Kingfisher Blues by Erik Reece
Kingfisher Blues by Erik Reece
Paperback Edition
At the intersection of alcoholism and recovery, Kingfisher Blues brings an unflinching eye and raw wit to one man's battle with addiction. Alternating between meditations on the natural world and gritty snapshots of the county jail, rehab center, and people who occupy these spaces with him—from strippers to soldiers—Reece ruminates on the thin line between life and death. Evocative and unfiltered, Kingfisher Blues weaves his experiences of Montana prairies, Kentucky woods, and Cumberland creeks into stories shared with neighbors, ancestors, former friends, and enduring partners.
These intensely personal yet universal poems boldly confront demons and deities while remaining skeptical about either's existence. By conveying the despair—and serenity—found in the loneliness of the woods and seeking self-acceptance in the face of ugly truths, this collection offers a visceral encounter with the intertwined forces of nature, human struggle, and redemption.
Erik Reece is the author of six books of nonfiction, including Clear Creek, Utopia Drive, and Lost Mountain, which won Columbia University's John B. Oakes Award for Distinguished Environmental Journalism and the Sierra Club's David R. Brower Award for Excellence in Environmental Writing. His work has appeared in Harper's, the Oxford American, the Atlantic, Orion, and other publications. His two earlier collections of poetry, A Short History of the Present and Animals at Full Moon, were published by Larkspur Press. He teaches writing and literature at the University of Kentucky and is the founder of Kentucky Writers and Artists for Reforestation.
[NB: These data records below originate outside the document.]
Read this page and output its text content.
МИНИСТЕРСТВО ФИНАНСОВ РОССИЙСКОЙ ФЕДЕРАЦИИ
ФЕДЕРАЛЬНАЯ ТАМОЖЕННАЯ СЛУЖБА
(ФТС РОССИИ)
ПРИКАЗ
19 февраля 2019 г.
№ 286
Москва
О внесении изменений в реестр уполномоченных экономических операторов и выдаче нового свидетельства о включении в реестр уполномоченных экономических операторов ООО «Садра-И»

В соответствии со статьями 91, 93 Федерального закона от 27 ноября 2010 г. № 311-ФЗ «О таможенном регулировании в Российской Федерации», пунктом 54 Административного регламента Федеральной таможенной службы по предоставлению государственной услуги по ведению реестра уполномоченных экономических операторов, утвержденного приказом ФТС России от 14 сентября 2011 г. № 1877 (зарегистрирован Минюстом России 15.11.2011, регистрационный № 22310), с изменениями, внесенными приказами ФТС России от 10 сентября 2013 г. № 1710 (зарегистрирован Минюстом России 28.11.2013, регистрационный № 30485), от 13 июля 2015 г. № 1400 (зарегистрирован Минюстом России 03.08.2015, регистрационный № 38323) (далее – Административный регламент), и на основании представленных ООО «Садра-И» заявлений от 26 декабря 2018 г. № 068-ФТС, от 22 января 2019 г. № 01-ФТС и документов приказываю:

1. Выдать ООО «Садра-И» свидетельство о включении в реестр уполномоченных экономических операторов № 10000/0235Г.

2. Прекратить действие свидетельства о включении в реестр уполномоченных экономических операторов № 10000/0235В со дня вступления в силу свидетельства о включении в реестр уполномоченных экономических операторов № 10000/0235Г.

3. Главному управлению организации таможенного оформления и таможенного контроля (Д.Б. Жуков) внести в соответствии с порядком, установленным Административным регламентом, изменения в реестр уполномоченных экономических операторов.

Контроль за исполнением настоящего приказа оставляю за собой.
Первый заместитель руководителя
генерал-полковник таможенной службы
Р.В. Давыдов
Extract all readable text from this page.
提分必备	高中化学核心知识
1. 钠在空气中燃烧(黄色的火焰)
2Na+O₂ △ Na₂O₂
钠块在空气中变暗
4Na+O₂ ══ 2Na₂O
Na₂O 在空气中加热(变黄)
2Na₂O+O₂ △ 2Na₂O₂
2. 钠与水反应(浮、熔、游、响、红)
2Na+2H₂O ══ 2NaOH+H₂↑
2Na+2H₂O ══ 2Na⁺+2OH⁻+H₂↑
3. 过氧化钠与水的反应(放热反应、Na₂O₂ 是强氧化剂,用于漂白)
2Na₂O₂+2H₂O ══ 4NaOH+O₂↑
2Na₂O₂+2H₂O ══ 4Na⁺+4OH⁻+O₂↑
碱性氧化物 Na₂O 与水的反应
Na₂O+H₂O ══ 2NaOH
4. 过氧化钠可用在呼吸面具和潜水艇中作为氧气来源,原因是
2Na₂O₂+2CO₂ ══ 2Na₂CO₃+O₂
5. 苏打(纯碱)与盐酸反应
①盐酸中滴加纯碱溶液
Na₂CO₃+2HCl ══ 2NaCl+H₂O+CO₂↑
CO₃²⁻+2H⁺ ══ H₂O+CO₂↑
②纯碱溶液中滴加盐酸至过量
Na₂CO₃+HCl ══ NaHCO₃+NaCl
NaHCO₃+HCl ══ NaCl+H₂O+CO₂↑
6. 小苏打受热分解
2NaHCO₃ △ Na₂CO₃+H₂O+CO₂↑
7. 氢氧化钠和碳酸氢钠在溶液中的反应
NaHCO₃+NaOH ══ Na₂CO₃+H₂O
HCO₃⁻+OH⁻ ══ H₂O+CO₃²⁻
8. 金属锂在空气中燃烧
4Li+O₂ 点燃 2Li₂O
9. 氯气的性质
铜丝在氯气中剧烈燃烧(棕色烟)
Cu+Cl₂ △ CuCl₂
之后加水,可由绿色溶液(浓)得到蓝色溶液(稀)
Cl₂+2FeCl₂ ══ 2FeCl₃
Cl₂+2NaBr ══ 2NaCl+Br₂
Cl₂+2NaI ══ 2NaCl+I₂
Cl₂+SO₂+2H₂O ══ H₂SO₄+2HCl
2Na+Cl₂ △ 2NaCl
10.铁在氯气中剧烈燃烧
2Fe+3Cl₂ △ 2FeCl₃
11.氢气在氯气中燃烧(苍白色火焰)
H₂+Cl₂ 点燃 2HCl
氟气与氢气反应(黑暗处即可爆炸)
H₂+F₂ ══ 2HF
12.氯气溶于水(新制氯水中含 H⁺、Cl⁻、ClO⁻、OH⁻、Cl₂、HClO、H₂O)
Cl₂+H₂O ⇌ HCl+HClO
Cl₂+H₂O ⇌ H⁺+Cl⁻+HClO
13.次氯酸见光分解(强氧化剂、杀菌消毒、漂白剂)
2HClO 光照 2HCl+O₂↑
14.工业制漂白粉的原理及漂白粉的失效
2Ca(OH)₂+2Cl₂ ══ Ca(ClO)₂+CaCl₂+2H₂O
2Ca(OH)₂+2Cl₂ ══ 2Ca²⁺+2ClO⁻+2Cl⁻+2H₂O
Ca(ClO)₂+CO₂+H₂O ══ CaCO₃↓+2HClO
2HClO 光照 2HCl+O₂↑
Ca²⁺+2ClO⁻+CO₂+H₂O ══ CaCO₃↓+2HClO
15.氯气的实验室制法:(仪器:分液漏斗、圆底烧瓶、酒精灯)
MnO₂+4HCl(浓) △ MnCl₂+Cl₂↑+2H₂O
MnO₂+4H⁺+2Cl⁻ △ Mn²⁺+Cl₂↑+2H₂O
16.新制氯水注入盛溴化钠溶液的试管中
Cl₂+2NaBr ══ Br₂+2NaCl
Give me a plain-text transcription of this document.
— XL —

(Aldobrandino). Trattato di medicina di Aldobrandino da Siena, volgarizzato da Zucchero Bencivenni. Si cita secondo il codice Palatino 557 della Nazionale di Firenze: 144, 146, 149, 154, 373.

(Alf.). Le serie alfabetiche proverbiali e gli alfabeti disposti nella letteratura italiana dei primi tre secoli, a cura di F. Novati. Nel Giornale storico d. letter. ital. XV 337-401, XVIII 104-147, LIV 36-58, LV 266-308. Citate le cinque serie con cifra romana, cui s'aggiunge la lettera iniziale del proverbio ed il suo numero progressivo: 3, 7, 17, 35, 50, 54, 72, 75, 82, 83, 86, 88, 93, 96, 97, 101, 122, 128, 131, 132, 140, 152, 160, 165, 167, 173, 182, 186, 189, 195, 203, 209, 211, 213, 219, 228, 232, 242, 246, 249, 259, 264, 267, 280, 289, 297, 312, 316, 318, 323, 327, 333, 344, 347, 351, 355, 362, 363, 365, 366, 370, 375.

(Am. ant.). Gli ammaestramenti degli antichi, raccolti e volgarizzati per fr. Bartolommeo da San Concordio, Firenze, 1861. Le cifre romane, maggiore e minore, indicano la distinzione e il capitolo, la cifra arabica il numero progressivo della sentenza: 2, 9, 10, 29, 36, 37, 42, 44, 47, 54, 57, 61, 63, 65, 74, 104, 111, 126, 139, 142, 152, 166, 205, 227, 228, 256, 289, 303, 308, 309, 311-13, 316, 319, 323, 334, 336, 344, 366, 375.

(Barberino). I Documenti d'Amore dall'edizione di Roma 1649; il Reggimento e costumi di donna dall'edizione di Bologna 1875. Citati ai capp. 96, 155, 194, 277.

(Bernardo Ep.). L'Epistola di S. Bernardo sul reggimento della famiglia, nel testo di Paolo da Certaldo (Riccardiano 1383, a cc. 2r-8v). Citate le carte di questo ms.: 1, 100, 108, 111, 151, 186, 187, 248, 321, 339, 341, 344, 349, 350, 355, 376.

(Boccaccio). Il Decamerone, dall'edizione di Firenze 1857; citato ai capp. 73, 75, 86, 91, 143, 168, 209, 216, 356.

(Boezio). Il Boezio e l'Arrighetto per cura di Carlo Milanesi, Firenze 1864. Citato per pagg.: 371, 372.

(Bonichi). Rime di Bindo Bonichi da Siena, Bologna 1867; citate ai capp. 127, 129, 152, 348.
Like everything Erik Reece writes, Kingfisher Blues is both beautiful and important. Honest and precise, often harrowing and always revelatory, these poems showcase a writer at the top of his form.
~Silas House, author of Southernmost
Myth is the bedfellow of truth, and Erik Reece draws from Greek lore, jazz, Chinese poets, and his American walking companion Henry David Thoreau. But it's the poet's own desperate story about addiction's destruction of life that rewrites the worlds of gods and humans. At times brilliantly surreal and at other times stripped so bare we can see the skeleton of the man writing, Reece sings a blues that's brutal and deeply moving, that reveals why some of us want to "shed this skin and dive into the dark forgetfulness." When I witnessed the poet restring his upright bass with barbed wire, I was certain for the first time in a long while that artifice matters, that poetry might make something of use.
~Todd Davis, author of Ditch Memory: New and Selected Poems
Kingfisher Blues is a searingly honest and stark account of life as an addict, with all the damage that life causes. This book, however, is not uniformly dark. Amid the brute and terrifying glimpses of Reece's own degraded façade, and the great cost of its maintenance, there is kindness, grace, and even humor. Kingfisher Blues is important, both because of its accomplishments as poetry, and because it speaks so directly and hopefully to one of the besetting ills of our current moment.